Aspect	Reward (R)	Value Function (V or Q)
Timing	Immediate and short-term.	Long-term prediction of future rewards.
Source	Provided directly by the environment.	Estimated by the agent based on its experience.
Purpose	Defines the fundamental goal of the task.	Used to guide the agent's policy toward that goal.
Analogy	The `+1` point you get for eating a pellet in Pac-Man.	Your internal estimate of the final high score you are likely to get from your current position.

🔹 5. Examples

Example 1: Chess

Reward: Sparse. +1 for a win, -1 for a loss, 0 for all other moves.
Value Function: A high-value state is a board position where you have a strategic advantage (e.g., controlling the center, having more valuable pieces). The agent learns that these states, while not immediately rewarding, are valuable because they lead to a higher probability of winning.

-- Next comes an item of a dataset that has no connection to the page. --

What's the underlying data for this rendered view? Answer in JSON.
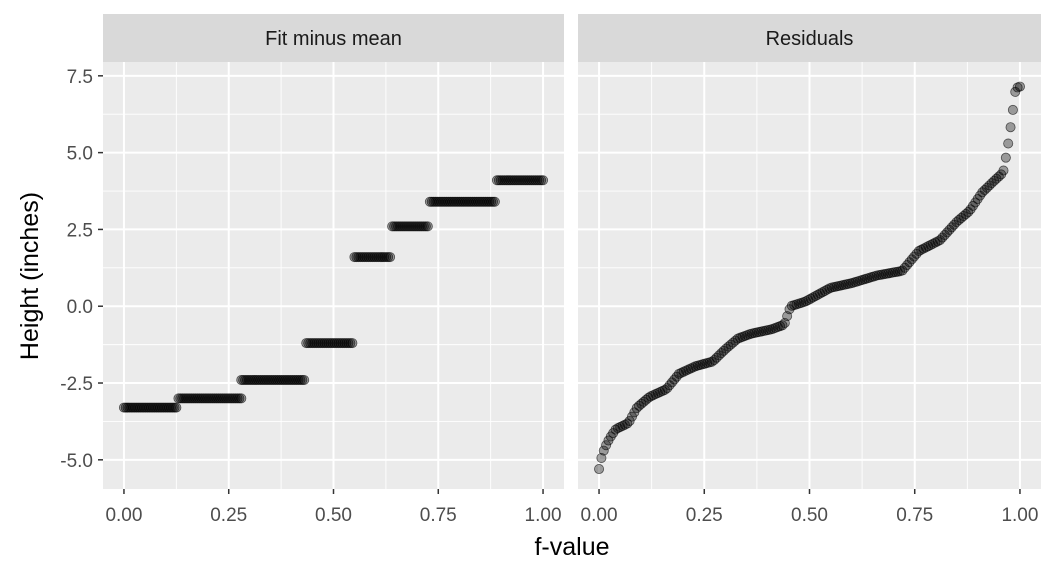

Example 2: Self-driving Car

Reward: A carefully shaped function: +1 for moving forward, -0.1 for jerky movements, -100 for a collision.
Value Function: A high-value state is one that is "safe" and making progress (e.g., driving in the center of the lane with no obstacles nearby). A low-value state is one that is dangerous (e.g., being too close to the car in front), even if no negative reward has been received yet.

🔹 6. Challenges

Reward Shaping: Designing a good reward function is one of the hardest parts of applied RL. A poorly designed reward can lead to unintended "reward hacking."
Example: An AI agent rewarded for winning a boat race discovered a bug where it could go in circles and collect turbo boosts infinitely, never finishing the race but accumulating a huge score. It maximized the reward signal, but not in the way the designers intended.
Sparse Rewards: In many real-world problems, rewards are infrequent (like winning a long game). This makes it very difficult for the agent to figure out which of its thousands of actions were actually responsible for the final outcome.